When can partners sue co-partners without first seeking an accounting? Charlesworth v. Reyns Explained

2005 UT App 214
No. 20040460-CA
May 12, 2005
Affirmed in part and Reversed in part

Summary

Plaintiffs sued defendants for breach of contract, breach of fiduciary duty, conversion, and constructive trust arising from a 1963 partnership agreement to purchase an apartment complex. The district court granted summary judgment for plaintiffs, finding no accounting requirement and that the discovery rule tolled applicable statutes of limitations.

Analysis

Partnership disputes often involve complex financial relationships requiring careful untangling through formal accounting procedures. However, the Utah Court of Appeals in Charlesworth v. Reyns clarified important exceptions to the general rule requiring partners to seek an equitable accounting before pursuing other legal remedies against co-partners.

Background and Facts

The dispute arose from a 1963 partnership agreement to purchase an apartment complex. Ruth Reyns, Ellen Isom, and Shirlie Charlesworth each held one-third interests in the partnership. In 1983, when the purchase price was paid in full, a quitclaim deed conveying Charlesworth’s interest was improperly delivered to Ruth Reyns instead of Charlesworth. In 1985, Ruth Reyns transferred her two-thirds interest to the Reyns Family Trust without informing the other partners. The complex was later sold in 1996, with proceeds going to the Reyns Trust and Isom’s heirs, but not to the Charlesworth beneficiaries.

Key Legal Issues

The court addressed two primary issues: whether plaintiffs were required to seek an equitable accounting before pursuing claims for breach of contract, breach of fiduciary duty, conversion, and constructive trust; and whether the discovery rule tolled applicable statutes of limitations given defendants’ alleged concealment.

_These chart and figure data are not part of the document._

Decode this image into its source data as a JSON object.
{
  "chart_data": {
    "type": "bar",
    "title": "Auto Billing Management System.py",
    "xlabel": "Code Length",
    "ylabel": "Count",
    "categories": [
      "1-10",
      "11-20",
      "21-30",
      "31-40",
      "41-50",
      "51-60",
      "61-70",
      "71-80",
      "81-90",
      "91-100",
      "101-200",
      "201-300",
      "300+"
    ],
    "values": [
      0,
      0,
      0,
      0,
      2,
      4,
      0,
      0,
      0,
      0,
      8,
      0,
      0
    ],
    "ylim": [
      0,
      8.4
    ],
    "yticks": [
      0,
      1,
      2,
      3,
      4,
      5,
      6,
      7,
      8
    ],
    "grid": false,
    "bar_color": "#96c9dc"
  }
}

Court’s Analysis and Holding

Applying Mills v. Gray, the court held that an accounting was unnecessary because the dispute involved “very limited” partnership transactions—essentially a single issue of whether plaintiffs were entitled to proceeds from the complex sale. The court emphasized that defendants failed to properly raise the accounting defense and presented no evidence of other partnership debts requiring resolution. Regarding the discovery rule, the court found plaintiffs made a prima facie showing of fraudulent concealment through Ruth Reyns’s failure to disclose the quitclaim deed receipt and trust transfer, but remanded for factual determination of when plaintiffs should have discovered their claims.

Practice Implications

This decision provides important guidance for partnership litigation. The accounting-first rule remains the general principle, but exceptions apply when disputes involve limited transactions and defendants cannot demonstrate the need for comprehensive partnership debt resolution. Practitioners should ensure accounting defenses are properly pleaded in responsive pleadings rather than raised for the first time in summary judgment proceedings, as waiver may result from delayed assertion.

Original Opinion

Link to Original Case

Case Details

Case Name

Charlesworth v. Reyns

Citation

2005 UT App 214

Court

Utah Court of Appeals

Case Number

No. 20040460-CA

Date Decided

May 12, 2005

Outcome

Affirmed in part and Reversed in part

Holding

Partners are not required to seek an equitable accounting before pursuing claims when the partnership dispute involves limited transactions and defendants fail to properly raise the accounting defense, but factual issues preclude summary judgment on discovery rule application to statute of limitations defenses.

Standard of Review

Correctness for questions of law including the applicability of statute of limitations and discovery rule; summary judgment appropriateness reviewed under Utah R. Civ. P. 56(c) standard

Practice Tip

When defending partnership disputes, properly raise the accounting defense in responsive pleadings rather than relying solely on summary judgment motions, as waiver may result from failure to timely assert this procedural requirement.